Plaintiffs Alva and Alberta Pilliod initially won the verdict in May after alleging that glyphosate, the active chemical within Roundup, was a substantial factor in causing their non-Hodgkin’s lymphoma (NHL) and that the company failed to warn its customers of the dangers that its product posed.

In response to Monsanto’s motion to seek a new trial, Smith noted that the amount of damages awarded was too high.

“The punitive damages that made up most of the award should be reduced,” said Judge Smith in the 15-page opinion. “The court is inclined to find that appropriate punitive damages are an amount [2-4] times the combined economic and non-economic compensatory damages.”

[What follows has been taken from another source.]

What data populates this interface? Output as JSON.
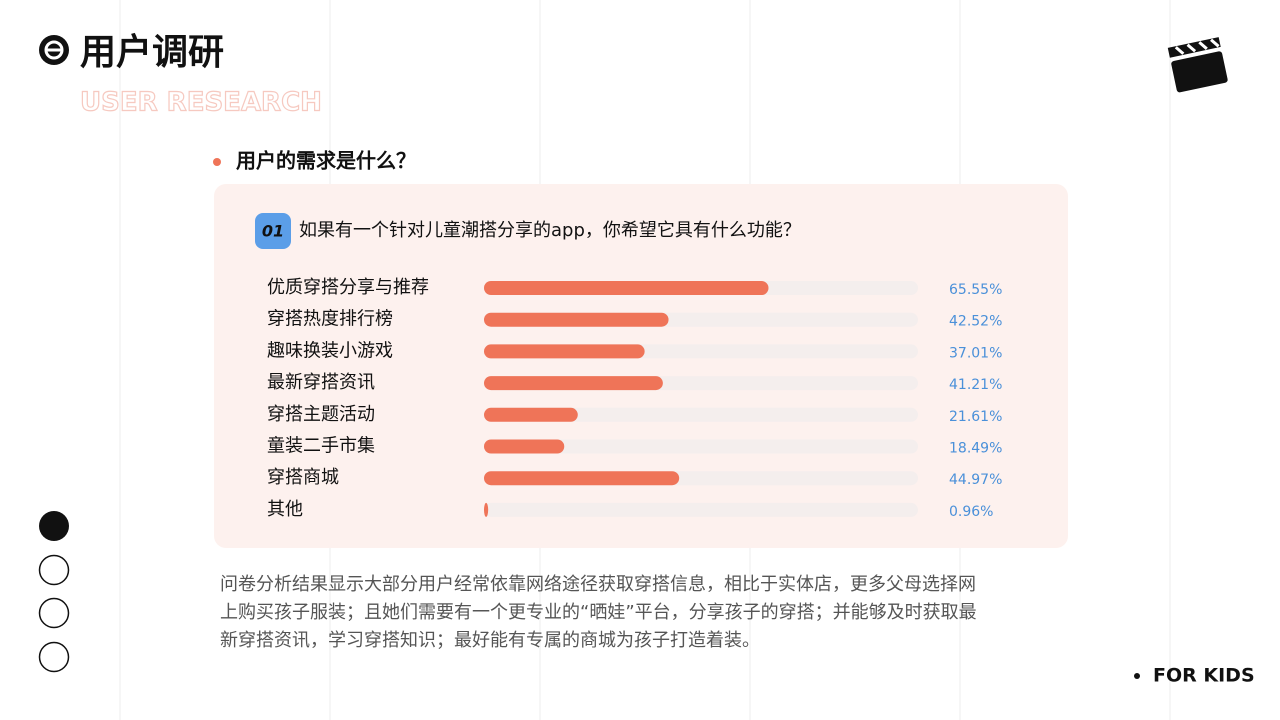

The Pilliods, both in their 70s, alleged they used Roundup around several Bay Area properties for three decades before stopping in 2016 when they became aware of a possible link between glyphosate and NHL. They won the third straight trial against Bayer, who purchased Monsanto last year, in which plaintiffs allege that Roundup was a substantial factor in causing their cancer.

Bayer still plans on appealing the case on the grounds that its product is proven to be safe and what they claim to be improper conduct by the Pilliods’ legal counsel during the trial.

“First…the misconduct was egregious and rampant,” Monsanto wrote in a post-trial brief. “Second, the misconduct persisted despite sustained objections and repeated admonishments from the court. Even plaintiffs admit the court had to ‘rein in counsel when he got heated during rebuttal.’ Third, the atmosphere of the trial was unnecessarily theatrical, with celebrity appearances in the courtroom and counsel’s dramatic demonstrations in which he pretended to be fearful of a Roundup bottle that he knew only contained water. Finally, counsel’s misconduct actually prejudiced the jury, as demonstrated by the excessive punitive damage verdict, which bears no relationship to the evidence or the compensatory damages.”

According to a recent Wall Street Journal report, there are now nearly 18,500 similar cases filed nationwide with the next set to take place in Monsanto’s longtime hometown of St. Louis beginning Monday, Aug. 19. This will be the first Roundup cancer case held outside of the state of California.